Fried Lumpia. This Pinoy party staple is easy to make: just mix all the veggies with pork and shrimp, wrap, and fry. Find this recipe on our website. Remove the fried lumpia from the pot.
Lumpia are Filipino fried spring rolls filled with ground pork and mixed vegetables. This lumpia recipe is authentic and yields the crispiest lumpia ever. Serve them as an appetizer or finger food. You can have Fried Lumpia using 10 ingredients and 10 steps. Here is how you cook that.
Ingredients of Fried Lumpia
- You need of lean ground pork.
- You need of chicken breast fillet, shredded.
- Prepare of shrimp, diced OR crab meat, shredded OR both.
- It's of singkamas or water chestnut, thinly sliced.
- Prepare of tomato sauce or paste.
- It's of garlic.
- Prepare of onion.
- It's of salt.
- It's of pepper.
- You need of lumpia wrapper.
Fry in deep hot oil until golden brown. Serve whole or cut in halves or thirds. The Pinoy fried lumpia is composed of stir-fried pork-and-veggie mixture, wrapped in lumpia wrappers made of flour, eggs, and water. This party staple is easy to make!
Fried Lumpia step by step
- In a large wok, heat oil and saute onion and garlic until fragrant..

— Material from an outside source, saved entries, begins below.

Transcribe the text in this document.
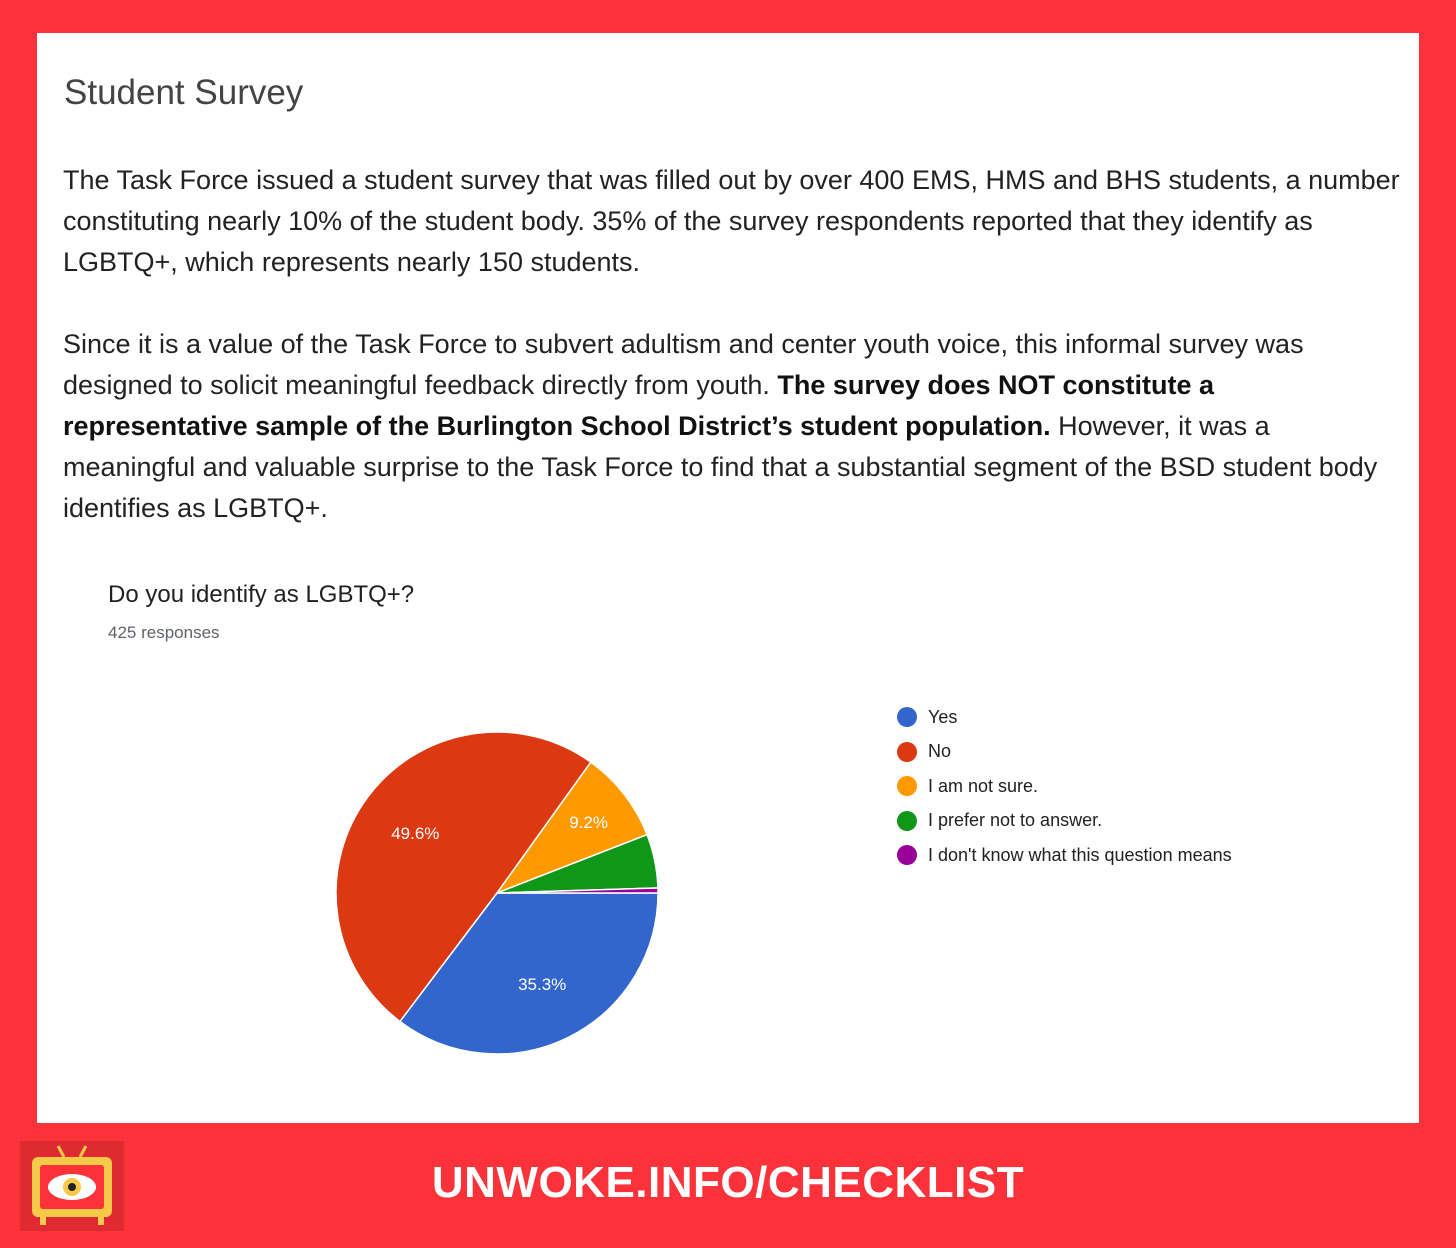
Student Survey

The Task Force issued a student survey that was filled out by over 400 EMS, HMS and BHS students, a number constituting nearly 10% of the student body. 35% of the survey respondents reported that they identify as LGBTQ+, which represents nearly 150 students.

Since it is a value of the Task Force to subvert adultism and center youth voice, this informal survey was designed to solicit meaningful feedback directly from youth. The survey does NOT constitute a representative sample of the Burlington School District’s student population. However, it was a meaningful and valuable surprise to the Task Force to find that a substantial segment of the BSD student body identifies as LGBTQ+.

Do you identify as LGBTQ+?
425 responses
35.3%
49.6%
9.2%
Yes
No
I am not sure.
I prefer not to answer.
I don't know what this question means
UNWOKE.INFO/CHECKLIST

- Add ground pork and cook until no longer pinkish..
- Add shredded chicken and shrimp (and/or crab meat) and cook until shrimp turns pink..
- Add singkamas or water chesnut..
- Then add tomato sauce or paste. Mix well..
- Add salt and pepper to taste..
- Make sure you are constantly stirring the mixture all this time to avoid the ingredients from getting stuck together or from getting clunky..
- Once done, set aside to let the mixture cool down. Also, try to drain excess sauce..
- Then scoop a little portion and wrap in lumpia wrapper..
- Fry until golden brown..
Lumpia first traveled to the Philippines in the ninth-century, and it's been a staple there ever since. Traditional lumpia usually includes some sort of meat and vegetable mixture that is then wrapped up. Lumpiang Prito or Fried Lumpia are usually vegetable Egg rolls. The vegetables are stir-fried and cooled, and then wrapped in spring roll wrappers and deep fried. Best known in their deep-fried iteration, lumpia often crackle beneath the teeth.